Tindora Curry (Kundru)

I made Tindora Curry or Kundru (as it’s pronounced in Telugu) tonight. It is definitely not my favorite, but REB absolutely loves it after he had it at my parents house. My mom, of course, makes it the best, but I tried tonight and it actually turned out pretty good. So good that I even had some [gasp].

Tindora, or Ivy Gourd, is actually only found in the eastern side of the world (Philippines, Asia, India, Thailand, etc.). It’s a fruit of the ivy gourd weed (I know, I know) and is most commonly sliced up and cooked as a curry.

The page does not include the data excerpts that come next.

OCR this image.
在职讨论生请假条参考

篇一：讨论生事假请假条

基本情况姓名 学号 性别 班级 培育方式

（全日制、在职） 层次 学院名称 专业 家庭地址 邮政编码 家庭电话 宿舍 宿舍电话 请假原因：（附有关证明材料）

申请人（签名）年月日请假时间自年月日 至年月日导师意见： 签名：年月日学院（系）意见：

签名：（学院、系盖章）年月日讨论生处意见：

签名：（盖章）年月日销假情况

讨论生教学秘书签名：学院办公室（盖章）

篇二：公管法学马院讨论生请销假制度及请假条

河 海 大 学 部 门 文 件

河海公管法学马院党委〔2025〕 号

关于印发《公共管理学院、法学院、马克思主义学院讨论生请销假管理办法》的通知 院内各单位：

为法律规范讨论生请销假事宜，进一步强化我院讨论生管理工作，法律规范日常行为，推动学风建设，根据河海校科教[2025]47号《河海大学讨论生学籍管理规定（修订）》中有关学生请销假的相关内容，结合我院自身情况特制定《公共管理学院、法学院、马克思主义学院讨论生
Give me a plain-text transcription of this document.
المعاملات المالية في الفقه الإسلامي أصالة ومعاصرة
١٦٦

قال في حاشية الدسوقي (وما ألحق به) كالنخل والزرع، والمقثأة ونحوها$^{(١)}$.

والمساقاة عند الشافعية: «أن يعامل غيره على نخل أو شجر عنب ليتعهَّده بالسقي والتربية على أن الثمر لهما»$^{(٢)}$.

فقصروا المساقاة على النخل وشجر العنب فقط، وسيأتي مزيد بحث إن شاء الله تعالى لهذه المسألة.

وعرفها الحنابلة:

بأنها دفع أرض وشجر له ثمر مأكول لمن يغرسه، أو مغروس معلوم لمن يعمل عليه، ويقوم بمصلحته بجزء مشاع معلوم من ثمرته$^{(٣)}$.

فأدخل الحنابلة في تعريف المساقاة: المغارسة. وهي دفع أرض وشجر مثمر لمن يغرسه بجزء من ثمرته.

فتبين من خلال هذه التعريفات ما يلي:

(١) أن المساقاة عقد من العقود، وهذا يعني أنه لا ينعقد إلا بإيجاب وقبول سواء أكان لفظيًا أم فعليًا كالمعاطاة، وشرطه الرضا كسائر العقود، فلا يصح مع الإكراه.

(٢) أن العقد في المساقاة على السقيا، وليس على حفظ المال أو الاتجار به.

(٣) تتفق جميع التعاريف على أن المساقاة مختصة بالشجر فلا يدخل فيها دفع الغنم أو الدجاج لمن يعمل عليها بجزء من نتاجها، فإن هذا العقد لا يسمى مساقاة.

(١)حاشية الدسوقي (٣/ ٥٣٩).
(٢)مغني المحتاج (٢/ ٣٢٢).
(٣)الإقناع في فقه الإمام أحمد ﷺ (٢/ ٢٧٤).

It’s super easy to make, too. I’m not sure at all how my mom makes it but I threw something together and the key was: spice!

What you need:
•Tindora (2 cups, sliced)
•1 1/2 teaspoons garam masala
•1 small onion, finely chopped
•1/2 tablespoon ginger, grated
•Salt to taste

Heat some oil in a frying pan and cook the onion until soft. Add the tindora, and cook for 15-20 minutes. You can even buy tindora frozen at the Indian grocery store and it will take less time to cook. The garam masala gets added next and I grate the ginger right over the pan so it kind of melts into everything (amazing). Add salt to taste.

And that’s it! It’s super easy to make and really good for you, too! It’s full of beta-carotene despite not being orange and full of other vitamins.